6 thoughts on “Speak, algorithm

  1. TC/Writer Underground

    I find communicating via mobile to be kind of a pain. But with two small kids and all the driving/pickups/carpools, I’m constantly texting other parents.

    Better predictive texting would help — I’d be happy to get “I’ll pick M1 and M2 up after gymnastics” with just a couple keystrokes.

    But it would also tend to reduce more serious communication to the creative and emotional level of emoticons. And there’s that whole privacy issue. Right now, I block as many trackers as I can while browsing — so am I going to let Google and Apple know that my daughters go to gymnastics, or that we regularly run out of milk, or…?

  2. Joseph Ratliff

    It’s like the technologies we’re creating are reducing us down to the binary … turning us into mindless drones.

  3. CLE

    Much ado about nothing. predictive text just makes typing faster/more efficient, because generally typing on tiny keyboards is a big trade-off between accuracy and speed. Android has had 3rd party apps such as swift key and swype that have been doing this for years, and they’re pretty great (and one of the few things i legitimately miss about the android OS).

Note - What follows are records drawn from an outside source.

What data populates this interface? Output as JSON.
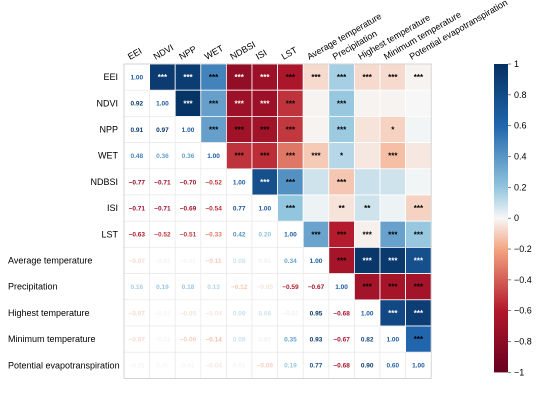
{
  "chart_data": {
    "type": "heatmap",
    "variables": [
      "EEI",
      "NDVI",
      "NPP",
      "WET",
      "NDBSI",
      "ISI",
      "LST",
      "Average temperature",
      "Precipitation",
      "Highest temperature",
      "Minimum temperature",
      "Potential evapotranspiration"
    ],
    "lower_values": [
      [
        1.0
      ],
      [
        0.92,
        1.0
      ],
      [
        0.91,
        0.97,
        1.0
      ],
      [
        0.48,
        0.36,
        0.36,
        1.0
      ],
      [
        -0.77,
        -0.71,
        -0.7,
        -0.52,
        1.0
      ],
      [
        -0.71,
        -0.71,
        -0.69,
        -0.54,
        0.77,
        1.0
      ],
      [
        -0.63,
        -0.52,
        -0.51,
        -0.33,
        0.42,
        0.2,
        1.0
      ],
      [
        -0.07,
        -0.01,
        -0.01,
        -0.11,
        0.08,
        0.02,
        0.34,
        1.0
      ],
      [
        0.16,
        0.19,
        0.18,
        0.13,
        -0.12,
        -0.05,
        -0.59,
        -0.67,
        1.0
      ],
      [
        -0.07,
        -0.01,
        -0.05,
        -0.04,
        0.09,
        0.08,
        -0.02,
        0.95,
        -0.68,
        1.0
      ],
      [
        -0.07,
        -0.01,
        -0.09,
        -0.14,
        0.08,
        0.02,
        0.35,
        0.93,
        -0.67,
        0.82,
        1.0
      ],
      [
        -0.01,
        0.0,
        0.01,
        -0.04,
        0.01,
        -0.09,
        0.19,
        0.77,
        -0.68,
        0.9,
        0.6,
        1.0
      ]
    ],
    "significance": [
      [
        "",
        "***",
        "***",
        "***",
        "***",
        "***",
        "***",
        "***",
        "***",
        "***",
        "***",
        "***"
      ],
      [
        "***",
        "",
        "***",
        "***",
        "***",
        "***",
        "***",
        "",
        "***",
        "",
        "",
        ""
      ],
      [
        "***",
        "***",
        "",
        "***",
        "***",
        "***",
        "***",
        "",
        "***",
        "",
        "*",
        ""
      ],
      [
        "***",
        "***",
        "***",
        "",
        "***",
        "***",
        "***",
        "***",
        "*",
        "",
        "***",
        ""
      ],
      [
        "***",
        "***",
        "***",
        "***",
        "",
        "***",
        "***",
        "",
        "***",
        "",
        "",
        ""
      ],
      [
        "***",
        "***",
        "***",
        "***",
        "***",
        "",
        "***",
        "",
        "**",
        "**",
        "",
        "***"
      ],
      [
        "***",
        "***",
        "***",
        "***",
        "***",
        "***",
        "",
        "***",
        "***",
        "***",
        "***",
        "***"
      ],
      [
        "***",
        "",
        "",
        "***",
        "",
        "",
        "***",
        "",
        "***",
        "***",
        "***",
        "***"
      ],
      [
        "***",
        "***",
        "***",
        "*",
        "***",
        "**",
        "***",
        "***",
        "",
        "***",
        "***",
        "***"
      ],
      [
        "***",
        "",
        "",
        "",
        "",
        "**",
        "***",
        "***",
        "***",
        "",
        "***",
        "***"
      ],
      [
        "***",
        "",
        "*",
        "***",
        "",
        "",
        "***",
        "***",
        "***",
        "***",
        "",
        "***"
      ],
      [
        "***",
        "",
        "",
        "",
        "",
        "***",
        "***",
        "***",
        "***",
        "***",
        "***",
        ""
      ]
    ],
    "colorbar": {
      "ticks": [
        "1",
        "0.8",
        "0.6",
        "0.4",
        "0.2",
        "0",
        "−0.2",
        "−0.4",
        "−0.6",
        "−0.8",
        "−1"
      ],
      "range": [
        -1,
        1
      ]
    },
    "colors": {
      "pos_strong": "#053061",
      "pos_mid": "#2166ac",
      "pos_light": "#92c5de",
      "neutral": "#f7f7f7",
      "neg_light": "#f4a582",
      "neg_mid": "#b2182b",
      "neg_strong": "#67001f"
    }
  }
}
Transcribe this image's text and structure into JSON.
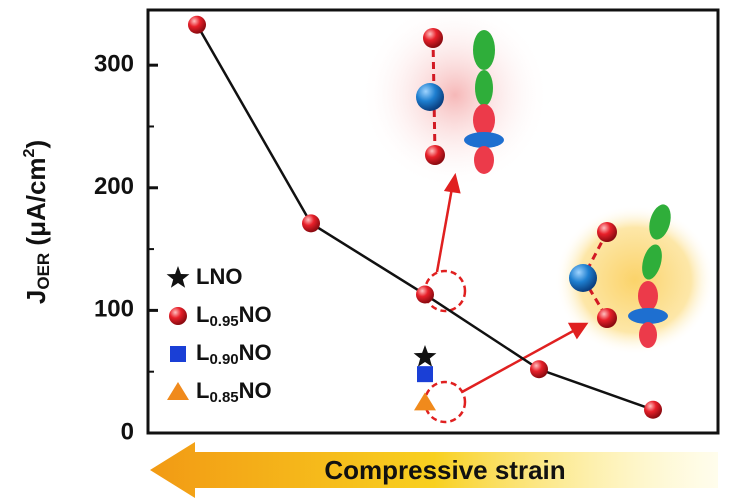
{
  "chart_data": {
    "type": "line",
    "ylabel": [
      "J",
      "OER",
      " (μA/cm",
      "2",
      ")"
    ],
    "categories": [
      null,
      null,
      null,
      null,
      null
    ],
    "ylim": [
      0,
      345
    ],
    "yticks": [
      0,
      100,
      200,
      300
    ],
    "yminorticks": [
      50,
      150,
      250
    ],
    "annotation": "Compressive strain",
    "series": [
      {
        "name": "LNO",
        "color": "#111111",
        "marker": "star",
        "line": false,
        "values": [
          null,
          null,
          62,
          null,
          null
        ]
      },
      {
        "name": "L0.95NO",
        "color": "#e8202a",
        "marker": "sphere",
        "line": true,
        "values": [
          333,
          171,
          113,
          52,
          19
        ]
      },
      {
        "name": "L0.90NO",
        "color": "#1a3fd6",
        "marker": "square",
        "line": false,
        "values": [
          null,
          null,
          48,
          null,
          null
        ]
      },
      {
        "name": "L0.85NO",
        "color": "#f08a1c",
        "marker": "triangle",
        "line": false,
        "values": [
          null,
          null,
          25,
          null,
          null
        ]
      }
    ]
  }
}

    basically, you can fire off a message along the lines of “I’m on my way” in ~ 5 key strokes instead of typing it all out as you currently have to do in iOs. Think of it more along the lines of an auto correct that you don’t spend twice the amount of time undo-ing its inappropriate corrections.

  4. Richard

    This is a brilliant commentary. Because of the AV disaster I missed the predictive text demo but I had a feeling it was coming and like you, I’m concerned with how it will affect things in the long run.

    I’m old enough to remember turning “spaghetti” into “pasta” because on a typewriter, a spelling mistake was unfixable and who the heck could remember how to spell “spaghetti?”

    Of course, language itself is a filter: maybe some day Apple will get it’s “haptic” or “taptic” shit together and really channel the brain sans-language.

  5. Nate

    How long before we replace the reply completely and the software automates it, puts “pick up the kids” on our calendar, drives our car to the daycare center, and texts the daycare worker to bring out the kids, all with no interaction from us? Not that “Her” was a good movie, but the notion that we can outsource our human interaction to computers (or to an automated service using humans, but not us), is incredibly disquieting.

  6. Marek

    The problem with technology that molds us to fit into it is a real one. Only the example with predictive text on mobile devices is not very accurate.

    When I reply to SMS (or any other short message) I create an answer in my mind and then type it. Lets say that without predictive feature I would need 25 keystrokes to type my answer. So now: if my device predicts correctly I type the answer in 5 keystrokes, if it does not I type it in 25 keystrokes. But, it does not affect my answer, or my way of thinking.

    Of course I might be wrong in a way, that if it does not affect me, it does not affect the others, especially that I consider myself “an Amish” compared to my technology loving friends. But to be honest short messages usually do not contain anything except crucial information. So there is not really any area to change our way of thinking in it. The real change was when we introduced instant short messaging – that was a point when we traded eloquence and openness of the language, for pure information and binary question/answering.

    So as far as I agree that technology changes the way we think, and more often it flattens our thought process instead of enriching it, this time I do not think there is any damage. Unless we move predictive texting to a point where there will be no need for an input from a user to have proposition of an answer.